L’agitation sociale gagne ArcelorMittal
Par Daniel Krajka - Publié le
Un mouvement social symbolique ne sera pas suffisant pour faire reculer le sidérurgiste soucieux d’adapter son offre à une demande en fort recul.
Pour la première fois depuis la création d’ArcelorMittal en 2006, la Fédération européenne des métallurgistes (FEM), a lancé le 7 décembre un appel à des manifestations sur l'ensemble des sites européens de l'aciériste pour protester contre les fermetures de capacités - provisoires pour la plupart, mais définitive à Liège pour les hauts-fourneaux - qui affectent une dizaine de sites.
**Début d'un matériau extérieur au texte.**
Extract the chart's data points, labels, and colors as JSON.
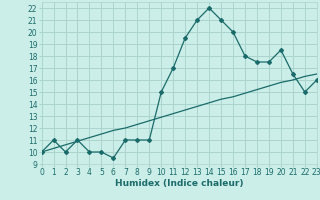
{
  "xlabel": "Humidex (Indice chaleur)",
  "bg_color": "#cceee8",
  "grid_color": "#aad4ce",
  "line_color": "#1a6b6b",
  "x_line": [
    0,
    1,
    2,
    3,
    4,
    5,
    6,
    7,
    8,
    9,
    10,
    11,
    12,
    13,
    14,
    15,
    16,
    17,
    18,
    19,
    20,
    21,
    22,
    23
  ],
  "y_curve": [
    10,
    11,
    10,
    11,
    10,
    10,
    9.5,
    11,
    11,
    11,
    15,
    17,
    19.5,
    21,
    22,
    21,
    20,
    18,
    17.5,
    17.5,
    18.5,
    16.5,
    15,
    16
  ],
  "y_straight": [
    10,
    10.3,
    10.6,
    10.9,
    11.2,
    11.5,
    11.8,
    12.0,
    12.3,
    12.6,
    12.9,
    13.2,
    13.5,
    13.8,
    14.1,
    14.4,
    14.6,
    14.9,
    15.2,
    15.5,
    15.8,
    16.0,
    16.3,
    16.5
  ],
  "xlim": [
    0,
    23
  ],
  "ylim": [
    9,
    22.5
  ],
  "yticks": [
    9,
    10,
    11,
    12,
    13,
    14,
    15,
    16,
    17,
    18,
    19,
    20,
    21,
    22
  ],
  "xticks": [
    0,
    1,
    2,
    3,
    4,
    5,
    6,
    7,
    8,
    9,
    10,
    11,
    12,
    13,
    14,
    15,
    16,
    17,
    18,
    19,
    20,
    21,
    22,
    23
  ]
}
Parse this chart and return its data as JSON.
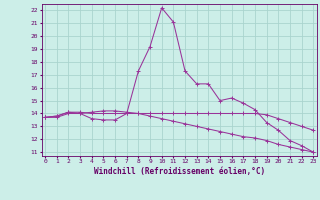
{
  "xlabel": "Windchill (Refroidissement éolien,°C)",
  "bg_color": "#cceee8",
  "grid_color": "#aad4ce",
  "line_color": "#993399",
  "x_ticks": [
    0,
    1,
    2,
    3,
    4,
    5,
    6,
    7,
    8,
    9,
    10,
    11,
    12,
    13,
    14,
    15,
    16,
    17,
    18,
    19,
    20,
    21,
    22,
    23
  ],
  "y_ticks": [
    11,
    12,
    13,
    14,
    15,
    16,
    17,
    18,
    19,
    20,
    21,
    22
  ],
  "xlim": [
    -0.3,
    23.3
  ],
  "ylim": [
    10.7,
    22.5
  ],
  "series": [
    {
      "x": [
        0,
        1,
        2,
        3,
        4,
        5,
        6,
        7,
        8,
        9,
        10,
        11,
        12,
        13,
        14,
        15,
        16,
        17,
        18,
        19,
        20,
        21,
        22,
        23
      ],
      "y": [
        13.7,
        13.8,
        14.1,
        14.1,
        14.0,
        14.0,
        14.0,
        14.0,
        17.3,
        19.2,
        22.2,
        21.1,
        17.3,
        16.3,
        16.3,
        15.0,
        15.2,
        14.8,
        14.3,
        13.3,
        12.7,
        11.9,
        11.5,
        11.0
      ]
    },
    {
      "x": [
        0,
        1,
        2,
        3,
        4,
        5,
        6,
        7,
        8,
        9,
        10,
        11,
        12,
        13,
        14,
        15,
        16,
        17,
        18,
        19,
        20,
        21,
        22,
        23
      ],
      "y": [
        13.7,
        13.8,
        14.1,
        14.0,
        13.6,
        13.5,
        13.5,
        14.0,
        14.0,
        14.0,
        14.0,
        14.0,
        14.0,
        14.0,
        14.0,
        14.0,
        14.0,
        14.0,
        14.0,
        13.9,
        13.6,
        13.3,
        13.0,
        12.7
      ]
    },
    {
      "x": [
        0,
        1,
        2,
        3,
        4,
        5,
        6,
        7,
        8,
        9,
        10,
        11,
        12,
        13,
        14,
        15,
        16,
        17,
        18,
        19,
        20,
        21,
        22,
        23
      ],
      "y": [
        13.7,
        13.7,
        14.0,
        14.0,
        14.1,
        14.2,
        14.2,
        14.1,
        14.0,
        13.8,
        13.6,
        13.4,
        13.2,
        13.0,
        12.8,
        12.6,
        12.4,
        12.2,
        12.1,
        11.9,
        11.6,
        11.4,
        11.2,
        11.0
      ]
    }
  ],
  "marker": "+",
  "markersize": 3,
  "linewidth": 0.75,
  "tick_fontsize": 4.5,
  "label_fontsize": 5.5,
  "font_color": "#660066"
}
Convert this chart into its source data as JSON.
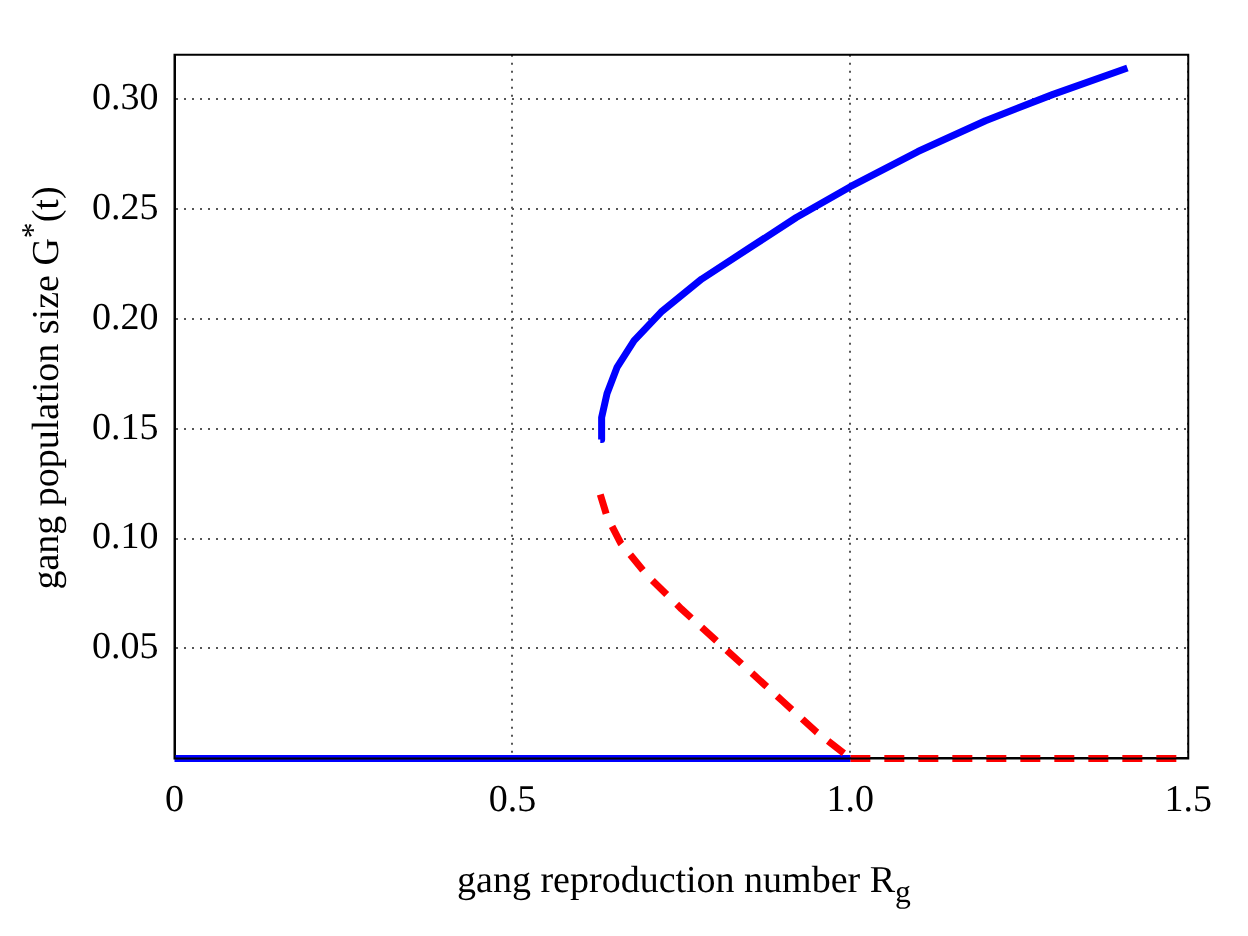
{
  "chart_data": {
    "type": "line",
    "xlabel": "gang reproduction number R$_{g}$",
    "ylabel": "gang population size G$^{*}$(t)",
    "xlim": [
      0,
      1.5
    ],
    "ylim": [
      0,
      0.32
    ],
    "xticks": [
      0,
      0.5,
      {
        "value": 1,
        "label": "1.0"
      },
      1.5
    ],
    "yticks": [
      0.05,
      {
        "value": 0.1,
        "label": "0.10"
      },
      0.15,
      {
        "value": 0.2,
        "label": "0.20"
      },
      0.25,
      {
        "value": 0.3,
        "label": "0.30"
      }
    ],
    "grid": true,
    "marker": "none",
    "series": [
      {
        "color": "#0000ff",
        "line_style": "solid",
        "x": [
          0.63,
          0.632,
          0.64,
          0.655,
          0.68,
          0.72,
          0.78,
          0.85,
          0.92,
          1.0,
          1.1,
          1.2,
          1.3,
          1.41
        ],
        "values": [
          0.145,
          0.155,
          0.166,
          0.178,
          0.19,
          0.203,
          0.218,
          0.232,
          0.246,
          0.26,
          0.276,
          0.29,
          0.302,
          0.314
        ]
      },
      {
        "color": "#ff0000",
        "line_style": "dashed",
        "x": [
          0.63,
          0.64,
          0.66,
          0.7,
          0.75,
          0.8,
          0.85,
          0.9,
          0.95,
          1.0
        ],
        "values": [
          0.12,
          0.11,
          0.098,
          0.083,
          0.068,
          0.054,
          0.04,
          0.026,
          0.012,
          0
        ]
      },
      {
        "color": "#0000ff",
        "line_style": "solid",
        "x": [
          0,
          1.0
        ],
        "values": [
          0,
          0
        ]
      },
      {
        "color": "#ff0000",
        "line_style": "dashed",
        "x": [
          1.0,
          1.5
        ],
        "values": [
          0,
          0
        ]
      }
    ]
  }
}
La direction du sidérurgiste, qui si elle dit respecter le droit de grève, conteste l’utilité de telles manifestations dans un environnement économique très difficile, estime qu’elles n’auront pas d’impact sensible sur la production.
Si la FEM a déclaré que des arrêts d'activité, d'ampleur diverse, auraient lieu en France, en Italie, en Espagne et sur certains sites allemands, un porte-parole d'ArcelorMittal a répliqué n'attendre "un arrêt effectif du travail que sur les sites de Florange, en France, de Liège, en Belgique, et sur les sites de production d'aciers longs au carbone au Luxembourg". Des manifestations ont également été organisées en République Tchèque, en Roumanie, en Macédoine et en Pologne.